Farewell the Timber Shop

Blackpool's trams and buses up to the 1950's were timber framed. As indeed were most of UK municipal transport vehicles of the first half of the past century. The timber store and carpentry skills were a pre-eminent requirement of coachbuilders.

Seasoned timber required storing in airy facilities with constant temperatures and Blackpool Corporation Transport ensured it had the requisite building for the purpose. It occupied a prominent position alongside Rigby Road and facing the 1930s transport offices - being frequently photographed by bus enthusiasts (including the author) intent on capturing this or that classic vehicle usually parked alongside prior to entering service.

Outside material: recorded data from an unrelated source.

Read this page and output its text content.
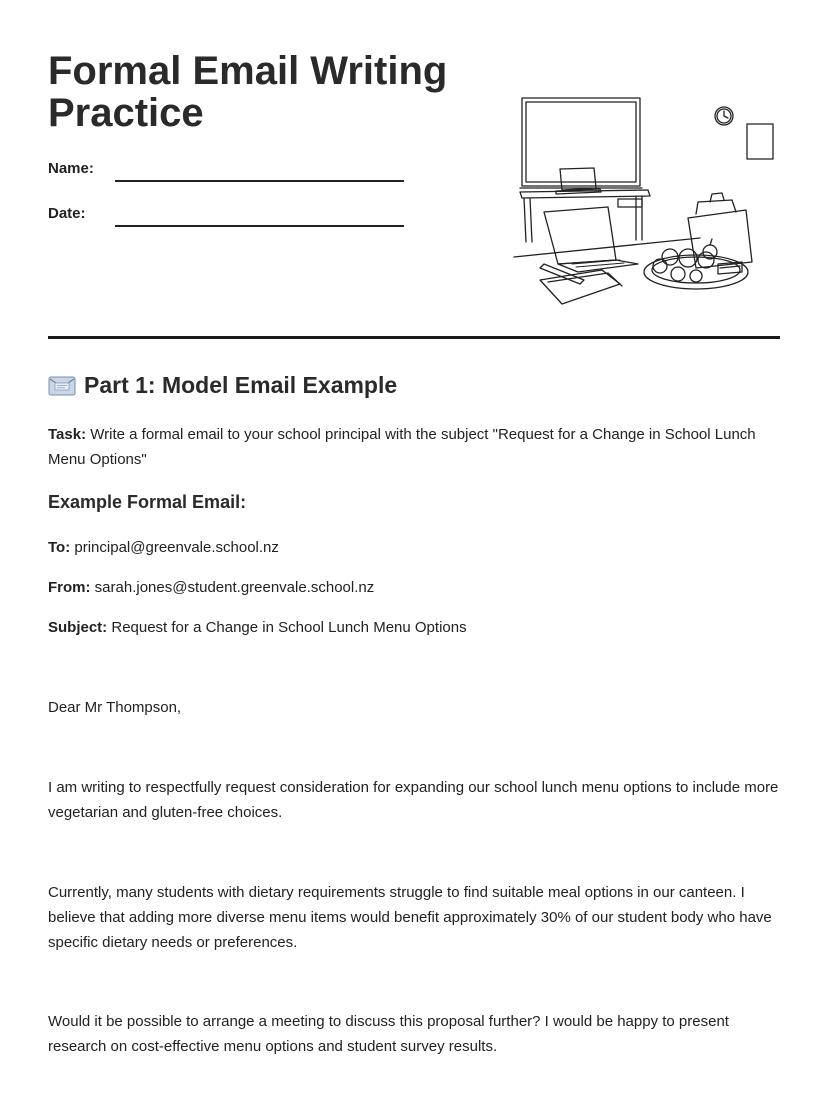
Formal Email Writing Practice
Name:
Date:
Part 1: Model Email Example

Task: Write a formal email to your school principal with the subject "Request for a Change in School Lunch Menu Options"

Example Formal Email:

To: principal@greenvale.school.nz

From: sarah.jones@student.greenvale.school.nz

Subject: Request for a Change in School Lunch Menu Options

Dear Mr Thompson,

I am writing to respectfully request consideration for expanding our school lunch menu options to include more vegetarian and gluten-free choices.

Currently, many students with dietary requirements struggle to find suitable meal options in our canteen. I believe that adding more diverse menu items would benefit approximately 30% of our student body who have specific dietary needs or preferences.

Would it be possible to arrange a meeting to discuss this proposal further? I would be happy to present research on cost-effective menu options and student survey results.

Below : Gasometers and the old Timber Shop and later BCT Canteen just before the structure's demolition which looks overdue judging by by the corrugated iron cladding. Images : John Woodman Archive.


Above : the site is now used for staff parking. The double panels on the first floor/level show where materials were hauled into the building. The canteen windows looked out on to the Transport offices off camera.


During the 1940s the Timber Shop gave up its ground floor level (or much of it) to provide for a staff canteen. In this guise it was a popular part of the Rigby Road complex being also next door to the various tram (and bus) work shops which formed an avenue leading down from Rigby Road entrance to the Bus Garage. A Works traverser running in front of the eastern side of the various tram engineering work shops allowed the transfer of cars between different stages of their overhaul or repair. On wired track from Blundell Street curved around the office block and directly to the traverser pit - a small remnant of this can still be seen today.









For the bus side of the transport fleet, wooden framed vehicles gave way to metal in the late 1950s and the last vestiges of wood framed buses (all of centre entrance design) finally departed in the mid 1960s. However of course the tram fleet would be

wholly dependent on carpentry skills for quite some time thereafter. Upgrades of the tram fleet involving the Jubilee cars and of course the Centenary cars meant modest switch to new construction methods but wood working remained a constant feature in the Body Shop where trams were involved.